Readers’ Views

Thank you

To the Editor:

I want to say thank you to everyone who elected me for Fairmont City Council At-Large on Nov. 3rd. I’m excited to represent the people of Fairmont and grateful you have put your trust in me. I pledge to work hard on behalf of Fairmont.

Michele Miller


Support caregivers

To the Editor:

As you prepare to take off in an airplane, the flight attendants give a few minutes to review safety protocols in emergency situations. If something goes wrong, they always state, help yourself before you help someone else. This is an important concept for care giving as well. Many older adults have been isolated throughout this difficult year, and many are depending on a caregiver (spouse, child, sibling, or parent) for socialization, among other things. This may prevent many caregivers from taking care of themselves, meeting with friends, going to the doctor, or going out to religious activities. If a caregiver goes too long without taking care of themselves, they will inevitably suffer from burnout. According to AARP and the National Alliance on Care giving study Care giving in the U.S. 2020, 36 percent of family caregivers stated they are in a highly stressful environment. Communities, families, and other organizations must support caregivers, especially going into this pandemic winter.

They are numerous ways we can support caregivers.

q Give them a break, tell them you can (if able) care for their

loved one so they can go out into the community.

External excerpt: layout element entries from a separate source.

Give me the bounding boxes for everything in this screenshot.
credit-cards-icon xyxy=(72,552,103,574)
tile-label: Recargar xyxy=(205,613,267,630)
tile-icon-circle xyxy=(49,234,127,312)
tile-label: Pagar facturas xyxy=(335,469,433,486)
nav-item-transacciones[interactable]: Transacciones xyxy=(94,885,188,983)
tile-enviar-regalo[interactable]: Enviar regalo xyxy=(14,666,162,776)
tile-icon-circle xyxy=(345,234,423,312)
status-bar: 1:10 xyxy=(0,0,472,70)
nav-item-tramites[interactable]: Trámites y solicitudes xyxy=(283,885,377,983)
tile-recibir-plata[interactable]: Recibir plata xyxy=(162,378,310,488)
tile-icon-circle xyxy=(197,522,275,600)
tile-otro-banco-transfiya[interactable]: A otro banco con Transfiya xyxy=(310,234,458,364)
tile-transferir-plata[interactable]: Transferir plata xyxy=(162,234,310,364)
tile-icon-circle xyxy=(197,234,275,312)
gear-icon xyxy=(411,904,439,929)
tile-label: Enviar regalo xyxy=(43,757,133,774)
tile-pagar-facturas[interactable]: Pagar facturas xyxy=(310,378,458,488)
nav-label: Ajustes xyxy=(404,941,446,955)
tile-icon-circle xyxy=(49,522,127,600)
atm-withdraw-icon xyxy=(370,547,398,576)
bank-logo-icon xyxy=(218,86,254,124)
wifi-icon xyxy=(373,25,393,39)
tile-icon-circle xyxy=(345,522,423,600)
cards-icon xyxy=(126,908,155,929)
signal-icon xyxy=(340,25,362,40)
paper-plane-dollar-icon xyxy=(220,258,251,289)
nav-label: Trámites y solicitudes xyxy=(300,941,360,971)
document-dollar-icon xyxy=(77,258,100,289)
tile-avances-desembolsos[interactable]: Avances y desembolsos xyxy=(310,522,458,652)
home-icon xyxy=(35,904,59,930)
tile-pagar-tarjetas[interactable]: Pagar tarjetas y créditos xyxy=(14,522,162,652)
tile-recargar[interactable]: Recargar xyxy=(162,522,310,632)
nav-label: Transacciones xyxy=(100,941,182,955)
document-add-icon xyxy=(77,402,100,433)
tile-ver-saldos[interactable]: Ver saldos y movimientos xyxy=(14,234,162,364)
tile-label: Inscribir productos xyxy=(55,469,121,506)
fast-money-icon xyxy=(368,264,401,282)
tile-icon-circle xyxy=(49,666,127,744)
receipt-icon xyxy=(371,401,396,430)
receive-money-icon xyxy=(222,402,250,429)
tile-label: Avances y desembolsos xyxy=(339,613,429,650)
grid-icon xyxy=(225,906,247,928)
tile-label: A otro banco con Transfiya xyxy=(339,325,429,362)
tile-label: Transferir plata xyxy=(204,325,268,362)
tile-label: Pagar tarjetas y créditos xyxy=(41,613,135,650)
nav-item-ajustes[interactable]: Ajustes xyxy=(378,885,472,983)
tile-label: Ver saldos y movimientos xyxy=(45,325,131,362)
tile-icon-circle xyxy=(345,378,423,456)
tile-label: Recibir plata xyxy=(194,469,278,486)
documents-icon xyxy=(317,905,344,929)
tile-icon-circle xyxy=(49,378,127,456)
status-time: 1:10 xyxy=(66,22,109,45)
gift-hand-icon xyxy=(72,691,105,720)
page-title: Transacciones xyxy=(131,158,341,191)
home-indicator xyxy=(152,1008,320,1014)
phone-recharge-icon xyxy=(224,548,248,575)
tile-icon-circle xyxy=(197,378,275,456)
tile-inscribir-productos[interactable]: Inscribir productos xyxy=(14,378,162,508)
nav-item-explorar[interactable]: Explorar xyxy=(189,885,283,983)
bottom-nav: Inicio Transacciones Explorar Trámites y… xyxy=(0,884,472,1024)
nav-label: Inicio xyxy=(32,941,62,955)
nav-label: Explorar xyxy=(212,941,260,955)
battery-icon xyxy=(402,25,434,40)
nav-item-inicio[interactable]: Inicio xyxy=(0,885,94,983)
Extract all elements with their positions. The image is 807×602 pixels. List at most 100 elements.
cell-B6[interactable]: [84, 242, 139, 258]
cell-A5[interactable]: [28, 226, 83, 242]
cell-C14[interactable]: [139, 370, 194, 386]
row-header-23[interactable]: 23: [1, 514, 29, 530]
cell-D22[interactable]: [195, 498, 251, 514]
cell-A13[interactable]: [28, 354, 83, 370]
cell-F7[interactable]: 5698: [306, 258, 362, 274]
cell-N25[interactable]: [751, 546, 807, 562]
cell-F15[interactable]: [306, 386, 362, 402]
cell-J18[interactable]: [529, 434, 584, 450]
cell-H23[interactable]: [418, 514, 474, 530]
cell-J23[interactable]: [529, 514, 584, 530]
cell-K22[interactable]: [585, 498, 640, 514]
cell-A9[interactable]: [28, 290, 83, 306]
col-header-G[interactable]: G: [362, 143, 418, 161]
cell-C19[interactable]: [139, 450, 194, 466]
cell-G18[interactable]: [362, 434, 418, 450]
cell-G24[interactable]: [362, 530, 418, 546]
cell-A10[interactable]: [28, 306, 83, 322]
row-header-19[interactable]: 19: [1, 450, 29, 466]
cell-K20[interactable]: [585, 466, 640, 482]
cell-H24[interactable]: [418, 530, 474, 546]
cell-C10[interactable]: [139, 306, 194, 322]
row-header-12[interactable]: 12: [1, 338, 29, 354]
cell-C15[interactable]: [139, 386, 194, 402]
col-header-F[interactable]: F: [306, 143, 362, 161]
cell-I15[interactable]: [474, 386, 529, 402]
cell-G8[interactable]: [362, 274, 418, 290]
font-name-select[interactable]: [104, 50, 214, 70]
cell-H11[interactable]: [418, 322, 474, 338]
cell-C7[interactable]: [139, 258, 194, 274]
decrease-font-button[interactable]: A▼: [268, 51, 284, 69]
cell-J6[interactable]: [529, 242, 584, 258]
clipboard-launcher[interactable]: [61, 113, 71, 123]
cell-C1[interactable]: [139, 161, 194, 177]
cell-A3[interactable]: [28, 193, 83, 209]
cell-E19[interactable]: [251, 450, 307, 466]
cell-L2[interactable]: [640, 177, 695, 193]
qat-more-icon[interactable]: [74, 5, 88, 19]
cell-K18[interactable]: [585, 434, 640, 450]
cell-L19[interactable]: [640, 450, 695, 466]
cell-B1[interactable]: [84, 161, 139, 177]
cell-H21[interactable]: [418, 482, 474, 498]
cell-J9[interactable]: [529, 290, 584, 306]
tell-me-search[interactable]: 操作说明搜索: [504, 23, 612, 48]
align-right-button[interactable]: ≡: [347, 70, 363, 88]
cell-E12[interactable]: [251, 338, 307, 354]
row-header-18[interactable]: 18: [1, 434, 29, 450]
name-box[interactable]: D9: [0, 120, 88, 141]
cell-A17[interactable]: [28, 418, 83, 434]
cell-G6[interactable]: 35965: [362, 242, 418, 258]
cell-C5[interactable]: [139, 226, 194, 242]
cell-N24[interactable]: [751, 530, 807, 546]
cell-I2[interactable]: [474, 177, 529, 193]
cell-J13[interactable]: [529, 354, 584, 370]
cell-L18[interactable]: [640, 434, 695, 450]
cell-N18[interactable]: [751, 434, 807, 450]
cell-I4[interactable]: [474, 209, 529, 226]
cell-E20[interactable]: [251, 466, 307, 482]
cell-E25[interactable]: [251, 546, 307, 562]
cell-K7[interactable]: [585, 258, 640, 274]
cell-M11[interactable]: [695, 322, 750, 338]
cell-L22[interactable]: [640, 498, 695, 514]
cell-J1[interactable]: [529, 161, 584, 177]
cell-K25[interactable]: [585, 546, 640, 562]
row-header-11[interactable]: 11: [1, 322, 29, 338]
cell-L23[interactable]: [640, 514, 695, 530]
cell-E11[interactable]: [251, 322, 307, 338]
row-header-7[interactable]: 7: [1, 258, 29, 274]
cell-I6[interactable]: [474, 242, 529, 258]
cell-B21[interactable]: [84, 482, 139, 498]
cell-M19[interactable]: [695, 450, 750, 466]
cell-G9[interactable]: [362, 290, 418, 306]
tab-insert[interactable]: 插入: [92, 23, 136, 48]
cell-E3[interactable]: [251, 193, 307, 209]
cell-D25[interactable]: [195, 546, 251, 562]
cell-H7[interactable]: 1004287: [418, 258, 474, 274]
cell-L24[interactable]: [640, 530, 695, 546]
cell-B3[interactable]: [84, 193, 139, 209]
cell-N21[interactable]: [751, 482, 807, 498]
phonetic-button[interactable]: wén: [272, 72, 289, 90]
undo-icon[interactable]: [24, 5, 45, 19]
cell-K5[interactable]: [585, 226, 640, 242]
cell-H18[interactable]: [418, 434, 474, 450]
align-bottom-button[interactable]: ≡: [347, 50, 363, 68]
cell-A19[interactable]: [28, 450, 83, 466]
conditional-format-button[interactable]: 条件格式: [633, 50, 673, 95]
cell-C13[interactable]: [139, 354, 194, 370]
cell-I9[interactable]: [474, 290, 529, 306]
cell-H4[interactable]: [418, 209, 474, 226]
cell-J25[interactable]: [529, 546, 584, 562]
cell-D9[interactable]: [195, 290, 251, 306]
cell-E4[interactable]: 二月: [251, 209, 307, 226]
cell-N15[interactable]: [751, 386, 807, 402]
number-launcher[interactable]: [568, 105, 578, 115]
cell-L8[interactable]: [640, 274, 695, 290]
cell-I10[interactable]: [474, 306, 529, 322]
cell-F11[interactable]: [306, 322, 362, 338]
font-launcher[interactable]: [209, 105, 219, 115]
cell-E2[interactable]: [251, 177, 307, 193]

q Look for signs of burnout; these can include depression,

exhaustion, anger, increased health issues in the caregiver or

further social withdrawal; and,

qAssist in finding local support groups or provide resources to

find caregiver support groups, which many are currently

offered online.

Finally, caregivers offer numerous supports that the general public rarely notices, and many people do not recognize that they are a caregiver. It makes it very difficult to assist people in their caregiving journey if they do not realize they are a caregiver. Therefore, look at your day-to-day life. Do you help someone in their daily routine? If so, you might be a caregiver. How are you doing?